ユーザーが迷わないサイトを作る|製薬企業のためのヒューリスティック分析入門

ユーザーが迷わないサイトを作る|製薬企業のためのヒューリスティック分析入門

ヒューリスティック分析とは、ユーザビリティの専門家が経験則(ヒューリスティクス)に基づく評価基準を用いて、Webサイトの問題点を体系的に洗い出す定性的な評価手法です。

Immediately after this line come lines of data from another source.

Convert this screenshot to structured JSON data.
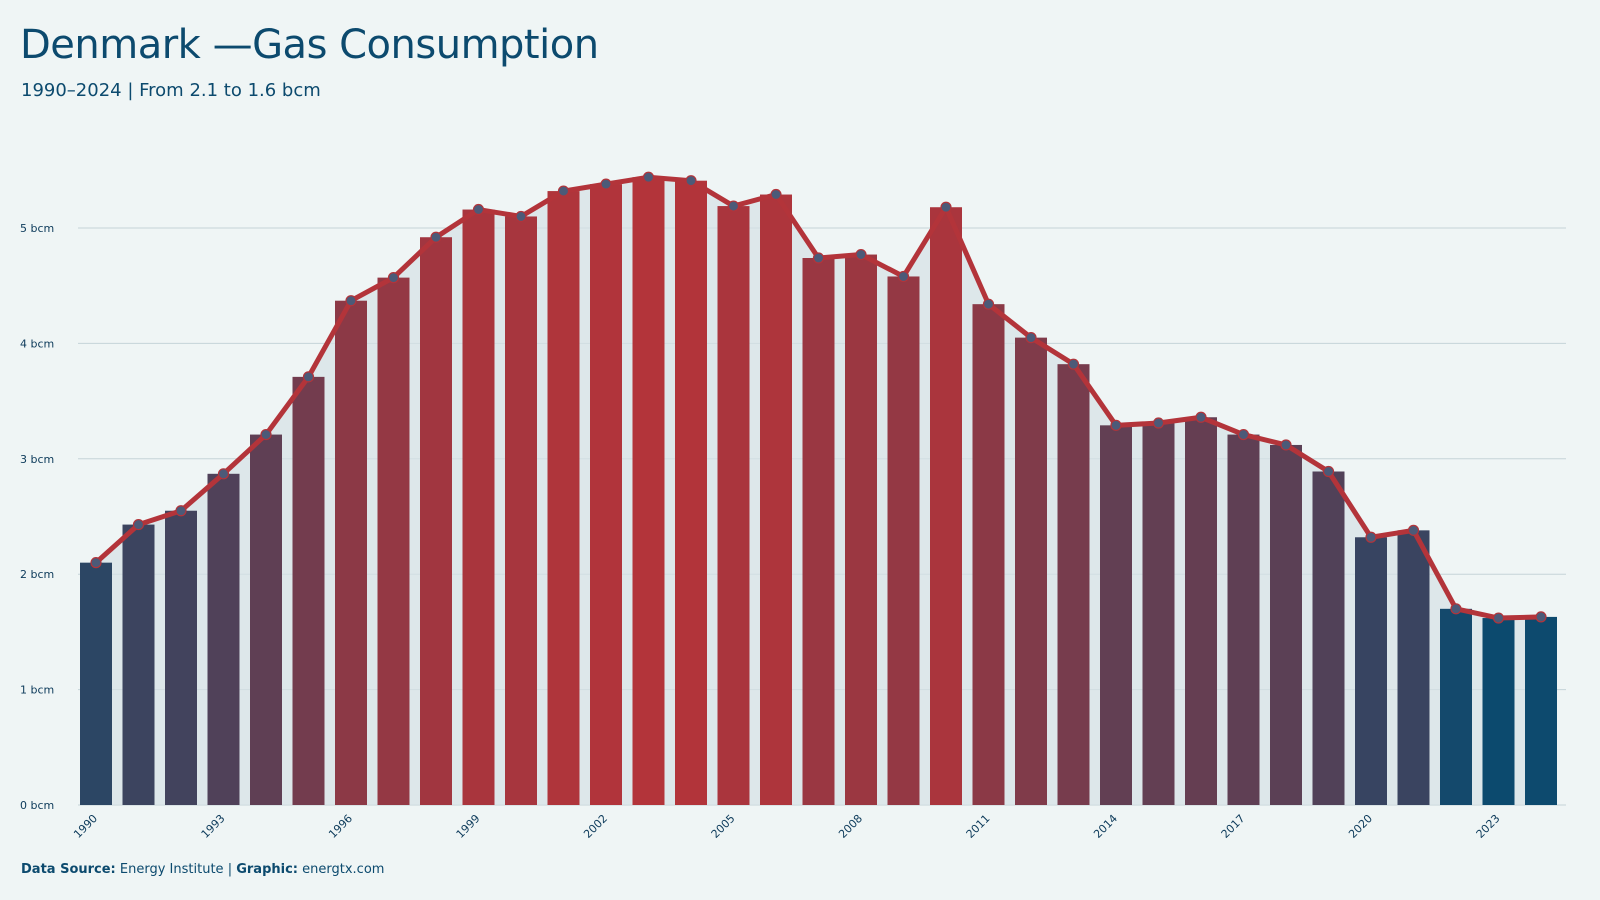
{
  "header": {
    "title": "Denmark —Gas Consumption",
    "subtitle": "1990–2024 | From 2.1 to 1.6 bcm"
  },
  "footer": {
    "source_label": "Data Source:",
    "source_value": "Energy Institute",
    "separator": "|",
    "graphic_label": "Graphic:",
    "graphic_value": "energtx.com"
  },
  "colors": {
    "background": "#eff5f5",
    "low": "#0c4a6e",
    "high": "#b3343a",
    "line": "#b3343a",
    "marker_fill": "#4c5a78",
    "area": "#d6e1e6",
    "grid": "#c5d4d8"
  },
  "chart_data": {
    "type": "bar",
    "title": "Denmark —Gas Consumption",
    "subtitle": "1990–2024 | From 2.1 to 1.6 bcm",
    "xlabel": "",
    "ylabel": "",
    "unit": "bcm",
    "categories": [
      "1990",
      "1991",
      "1992",
      "1993",
      "1994",
      "1995",
      "1996",
      "1997",
      "1998",
      "1999",
      "2000",
      "2001",
      "2002",
      "2003",
      "2004",
      "2005",
      "2006",
      "2007",
      "2008",
      "2009",
      "2010",
      "2011",
      "2012",
      "2013",
      "2014",
      "2015",
      "2016",
      "2017",
      "2018",
      "2019",
      "2020",
      "2021",
      "2022",
      "2023",
      "2024"
    ],
    "x_tick_labels": [
      "1990",
      "1993",
      "1996",
      "1999",
      "2002",
      "2005",
      "2008",
      "2011",
      "2014",
      "2017",
      "2020",
      "2023"
    ],
    "values": [
      2.1,
      2.43,
      2.55,
      2.87,
      3.21,
      3.71,
      4.37,
      4.57,
      4.92,
      5.16,
      5.1,
      5.32,
      5.38,
      5.44,
      5.41,
      5.19,
      5.29,
      4.74,
      4.77,
      4.58,
      5.18,
      4.34,
      4.05,
      3.82,
      3.29,
      3.31,
      3.36,
      3.21,
      3.12,
      2.89,
      2.32,
      2.38,
      1.7,
      1.62,
      1.63
    ],
    "y_ticks": [
      0,
      1,
      2,
      3,
      4,
      5
    ],
    "y_tick_labels": [
      "0 bcm",
      "1 bcm",
      "2 bcm",
      "3 bcm",
      "4 bcm",
      "5 bcm"
    ],
    "ylim": [
      0,
      5.9
    ],
    "grid": true,
    "overlay": "line with markers"
  }
}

製薬企業のWebサイトは、正確性や厳密性を担保しながら多様な情報を届ける必要がある一方で、構造が複雑化しやすく、重要な導線でユーザーが迷いやすいという課題を抱えています。本記事では、医師向けサイトや疾患啓発サイトを例に、ヒューリスティック分析が製薬マーケティングで有効な理由とその具体的な実践ステップ、成功のポイントを解説します。

ヒューリスティック分析とは

ヒューリスティック分析とは、「直感や経験則から来る気づき(ヒューリスティクス)」に基づいてWebサイトを評価し、使い勝手の問題点を特定する定性的な評価手法です。
 
UIやUXの原則に合わせたチェックリストを用意し、それに沿ってUI・UX専門家やWebサイト担当者が実際にWebサイトを操作しながら、「迷い」「不安」「行動の妨げ」を感じる箇所を抽出します。
 
特に、会員登録や資料ダウンロードなど、ユーザーの目的が明確な導線を評価する場合に有効です。ユーザー調査(ユーザビリティテスト)や大掛かりなログデータ分析に比べると、短期間かつ低コストで具体的な改善仮説を立てられる点が最大の特徴です。 

製薬マーケでヒューリスティック分析が必要な理由

重要な導線に焦点を絞り、UI/UXを手早く評価できるヒューリスティック分析は、以下の理由から製薬マーケティングでも重要な手法といえます。
 

  • 離脱しやすさの改善

製薬企業の運営するWebサイトは、情報の正確性や厳密性を求められる一方で、膨大な情報を提供しているため、複雑な構造になりがちです。特に医師向けサイトでは、限られた時間で必要な情報に迅速にアクセスできないことがユーザーにとって大きなストレスとなり、導線の分かりにくさはそのまま離脱につながります。

 

  • コンバージョン導線の最適化

製薬企業の運営するWebサイトは、いずれも明確な目的(KGI:Key Goal Indicator)とユーザーに期待する行動(コンバージョン)が設定されており、そこに向けた導線をスムーズに保つ必要があります。

 
表 製薬企業が運営する各サイトの目的と導線の工夫

サイト種別

目的

期待する行動の例

導線の工夫の例

医療関係者向けサイト

処方最大化、適正使用

  • 資材ダウンロード
  • 会員登録
  • 製品情報へのワンクリック導線
  • 固定CTAの配置
  • ログインの簡便化

患者向けサイト

アドヒアランス向上、疑問解消

  • 服薬支援ツールの使用
  • 症状・悩み別の入口設計
  • ステップ型ナビゲーション
  • 相談窓口への接続

疾患啓発サイト

潜在患者の発掘

  • セルフチェック
  • 病院検索
  • 専門医受診
  • セルフチェックへのCTA強調
  • チェック後の受診勧奨への接続
  • 離脱ポイント前のリマインド

コーポレートサイト

企業信頼度向上

  • プレスリリース閲覧
  • 採用応募
  • 重要情報への即時アクセス
  • 情報の階層整理
  • ナビゲーションの明確化

ヒューリスティック分析の特徴

低コストかつ短期間で実施可能

ヒューリスティック分析は、数人の評価者がWebサイトを閲覧するだけで実施できます。そのため、大掛かりなログデータ分析やユーザー調査に比べると、低コストかつ短期間での仮説構築が可能です。
 
医師向けサイトは膨大な情報量を有することが多いですが、その場合は目的を絞ったヒューリスティック分析が有効です。「コンテンツの回遊性」や「薬剤情報の検索性」、MRを含めた他チャネルとの連携のハブとなる「会員登録への導線」など、重要な評価ポイントに絞って分析することで、コストを抑えることができます。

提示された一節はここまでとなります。